Although is it very rich with the history and great storytelling of how these characters—real and fictional—intersect, you will have to follow along closely as there are many different stories and people to track throughout the novel. Even though I had to reread a few times it is worth it to be able to follow along with each person’s story and place within this day. Also, for me to fully understand the importance of the story it was worth a second read in some areas, as well as some research on some of the historical people, but it’s only my recommendation if you want to understand what the stories are saying.
However, My Red Heaven is a lot more than just one big history read on the Weimar Republic. Olsen does include some fictional stories that kept me refreshed and interested to see how he was going to intertwine these imagined characters with some of the most important people in history. He also incorporates flash forwards, contextualizing the lives of his fictional characters, which as someone who got lost at times I appreciated a lot. The stories are well plotted, and I sometimes thought they were real people; you can get a good idea of how the world was in that period of time.
Olsen takes an experimental approach throughout the novel, using various styles and conventions such as screenwriting, prose, and poetry, along with period-specific forms like the newsreel propaganda clips that helped grow fascism in Germany during this period. As I said this novel is not something to read if you are looking for a casual read or something to pick up and put down for later. It requires you full attention and might require some additional effort on the part of the reader to understand what is on the pages. Which I think it the best element of this story, though it might turn away some readers. But if something this unique doesn’t grab your attention what will?

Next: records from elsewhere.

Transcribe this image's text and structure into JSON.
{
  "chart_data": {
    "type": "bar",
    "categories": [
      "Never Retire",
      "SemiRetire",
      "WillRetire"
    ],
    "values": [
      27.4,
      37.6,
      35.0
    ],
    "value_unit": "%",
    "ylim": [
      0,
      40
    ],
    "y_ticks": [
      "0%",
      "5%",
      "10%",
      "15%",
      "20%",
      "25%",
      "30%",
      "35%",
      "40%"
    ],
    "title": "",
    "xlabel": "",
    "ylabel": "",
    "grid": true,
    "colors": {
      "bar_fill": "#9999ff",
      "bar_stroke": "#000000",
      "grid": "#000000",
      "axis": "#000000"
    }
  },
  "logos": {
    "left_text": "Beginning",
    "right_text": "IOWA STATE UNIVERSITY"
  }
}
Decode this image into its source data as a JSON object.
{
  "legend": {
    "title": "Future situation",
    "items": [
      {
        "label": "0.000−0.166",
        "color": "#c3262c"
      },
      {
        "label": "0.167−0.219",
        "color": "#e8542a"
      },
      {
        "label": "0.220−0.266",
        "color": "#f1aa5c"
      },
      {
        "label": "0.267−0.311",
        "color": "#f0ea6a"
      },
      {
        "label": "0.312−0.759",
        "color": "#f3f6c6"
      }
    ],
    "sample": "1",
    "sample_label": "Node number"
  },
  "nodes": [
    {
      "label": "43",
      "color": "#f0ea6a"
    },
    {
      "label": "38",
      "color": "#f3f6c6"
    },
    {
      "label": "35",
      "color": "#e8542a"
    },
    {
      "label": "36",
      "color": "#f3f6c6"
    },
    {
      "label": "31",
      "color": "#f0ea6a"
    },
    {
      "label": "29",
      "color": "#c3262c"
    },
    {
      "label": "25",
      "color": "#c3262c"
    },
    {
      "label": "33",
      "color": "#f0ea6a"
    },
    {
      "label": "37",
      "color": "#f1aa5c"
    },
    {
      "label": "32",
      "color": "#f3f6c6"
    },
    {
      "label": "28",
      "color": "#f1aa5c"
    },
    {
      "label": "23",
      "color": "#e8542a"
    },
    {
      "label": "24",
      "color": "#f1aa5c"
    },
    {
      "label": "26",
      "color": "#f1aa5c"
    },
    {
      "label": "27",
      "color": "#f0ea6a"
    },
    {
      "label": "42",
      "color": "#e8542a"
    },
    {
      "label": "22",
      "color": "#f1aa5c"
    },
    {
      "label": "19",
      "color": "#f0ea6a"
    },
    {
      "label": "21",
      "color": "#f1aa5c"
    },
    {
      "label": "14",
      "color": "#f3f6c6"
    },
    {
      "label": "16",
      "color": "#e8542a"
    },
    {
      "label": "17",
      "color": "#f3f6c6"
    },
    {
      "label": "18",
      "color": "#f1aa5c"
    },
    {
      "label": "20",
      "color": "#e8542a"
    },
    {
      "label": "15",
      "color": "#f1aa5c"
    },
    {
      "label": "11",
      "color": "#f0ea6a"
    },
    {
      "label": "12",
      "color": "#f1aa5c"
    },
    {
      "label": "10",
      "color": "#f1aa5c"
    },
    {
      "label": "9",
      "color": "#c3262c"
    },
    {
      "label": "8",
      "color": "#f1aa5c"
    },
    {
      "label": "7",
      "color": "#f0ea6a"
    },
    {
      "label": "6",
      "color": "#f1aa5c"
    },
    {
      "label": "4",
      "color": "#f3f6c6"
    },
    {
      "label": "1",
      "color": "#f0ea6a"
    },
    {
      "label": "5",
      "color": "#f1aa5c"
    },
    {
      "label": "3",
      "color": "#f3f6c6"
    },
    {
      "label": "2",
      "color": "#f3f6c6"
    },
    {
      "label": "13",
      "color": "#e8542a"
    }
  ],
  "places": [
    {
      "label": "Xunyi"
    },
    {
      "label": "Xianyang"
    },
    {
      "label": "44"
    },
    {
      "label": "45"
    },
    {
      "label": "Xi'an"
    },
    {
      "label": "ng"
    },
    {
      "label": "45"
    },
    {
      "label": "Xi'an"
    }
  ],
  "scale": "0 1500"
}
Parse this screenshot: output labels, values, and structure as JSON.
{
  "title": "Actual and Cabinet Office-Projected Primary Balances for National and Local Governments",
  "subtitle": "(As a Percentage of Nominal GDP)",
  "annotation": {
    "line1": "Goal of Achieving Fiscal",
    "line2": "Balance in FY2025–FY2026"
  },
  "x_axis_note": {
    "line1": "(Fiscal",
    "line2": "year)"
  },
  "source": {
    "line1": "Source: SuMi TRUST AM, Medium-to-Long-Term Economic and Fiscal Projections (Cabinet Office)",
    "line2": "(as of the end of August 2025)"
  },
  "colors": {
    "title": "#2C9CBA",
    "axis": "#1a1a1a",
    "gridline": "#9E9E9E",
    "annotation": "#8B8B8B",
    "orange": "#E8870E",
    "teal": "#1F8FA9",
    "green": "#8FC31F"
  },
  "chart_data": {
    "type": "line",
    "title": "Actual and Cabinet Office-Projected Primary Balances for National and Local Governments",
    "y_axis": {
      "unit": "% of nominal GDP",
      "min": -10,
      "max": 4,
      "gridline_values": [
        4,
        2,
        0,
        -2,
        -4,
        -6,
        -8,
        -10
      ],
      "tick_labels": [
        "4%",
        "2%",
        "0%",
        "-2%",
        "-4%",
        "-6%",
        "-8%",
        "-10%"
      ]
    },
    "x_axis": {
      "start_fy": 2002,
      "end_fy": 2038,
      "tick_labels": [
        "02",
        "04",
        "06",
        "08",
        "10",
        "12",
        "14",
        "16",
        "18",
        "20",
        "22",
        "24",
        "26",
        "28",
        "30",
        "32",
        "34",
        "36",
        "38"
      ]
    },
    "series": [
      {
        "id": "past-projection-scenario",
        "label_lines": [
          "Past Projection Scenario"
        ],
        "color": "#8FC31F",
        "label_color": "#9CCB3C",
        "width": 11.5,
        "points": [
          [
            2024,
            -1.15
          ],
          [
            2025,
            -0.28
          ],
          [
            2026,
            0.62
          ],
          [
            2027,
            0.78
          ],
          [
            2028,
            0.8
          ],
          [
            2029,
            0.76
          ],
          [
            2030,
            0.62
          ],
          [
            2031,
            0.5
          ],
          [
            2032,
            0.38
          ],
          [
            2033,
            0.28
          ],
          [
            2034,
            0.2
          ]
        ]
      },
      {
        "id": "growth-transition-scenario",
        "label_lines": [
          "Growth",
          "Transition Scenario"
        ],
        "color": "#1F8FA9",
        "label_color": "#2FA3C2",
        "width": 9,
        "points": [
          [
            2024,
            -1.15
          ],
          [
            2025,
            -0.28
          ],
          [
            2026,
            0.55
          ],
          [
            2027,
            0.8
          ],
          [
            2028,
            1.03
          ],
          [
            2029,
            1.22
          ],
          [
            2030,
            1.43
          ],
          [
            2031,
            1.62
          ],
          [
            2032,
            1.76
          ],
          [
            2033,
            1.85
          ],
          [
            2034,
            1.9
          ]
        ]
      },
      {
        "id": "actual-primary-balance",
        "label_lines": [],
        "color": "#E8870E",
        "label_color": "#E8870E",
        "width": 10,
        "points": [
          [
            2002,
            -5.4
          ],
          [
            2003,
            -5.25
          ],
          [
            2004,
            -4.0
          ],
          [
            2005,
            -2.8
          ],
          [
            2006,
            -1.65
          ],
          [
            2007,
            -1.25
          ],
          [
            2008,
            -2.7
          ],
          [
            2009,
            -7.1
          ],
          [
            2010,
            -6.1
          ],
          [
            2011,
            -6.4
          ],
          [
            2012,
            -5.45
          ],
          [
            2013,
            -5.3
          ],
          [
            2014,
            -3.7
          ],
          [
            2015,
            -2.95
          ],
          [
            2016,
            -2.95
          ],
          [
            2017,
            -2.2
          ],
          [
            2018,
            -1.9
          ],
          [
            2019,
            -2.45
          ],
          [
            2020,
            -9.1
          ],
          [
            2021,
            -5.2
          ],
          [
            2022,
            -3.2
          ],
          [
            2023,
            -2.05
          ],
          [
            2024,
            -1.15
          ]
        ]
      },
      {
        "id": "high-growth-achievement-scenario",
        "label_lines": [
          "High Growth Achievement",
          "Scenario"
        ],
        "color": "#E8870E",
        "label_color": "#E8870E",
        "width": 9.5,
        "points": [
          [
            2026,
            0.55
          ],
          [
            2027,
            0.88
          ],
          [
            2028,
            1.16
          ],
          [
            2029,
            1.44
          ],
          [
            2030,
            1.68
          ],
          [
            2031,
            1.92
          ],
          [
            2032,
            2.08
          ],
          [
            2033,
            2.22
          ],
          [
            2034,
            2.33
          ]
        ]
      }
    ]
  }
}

Overall the novel tells a very detailed story that captures the tension of 1927 Germany, along with adding its own unique but rich storytelling that will keep you enthralled throughout the book. It is not what I would call an easy read, but through its experimental form and vast roster of characters, My Red Heaven pulls back the curtain on the Weimar Republic, showing how close the entire world came to falling into something evil. In addition, Olsen’s style is something that I have never seen before, and something if you are looking to challenge yourself with trying something new I would highly recommend due to its creative storytelling and descriptions.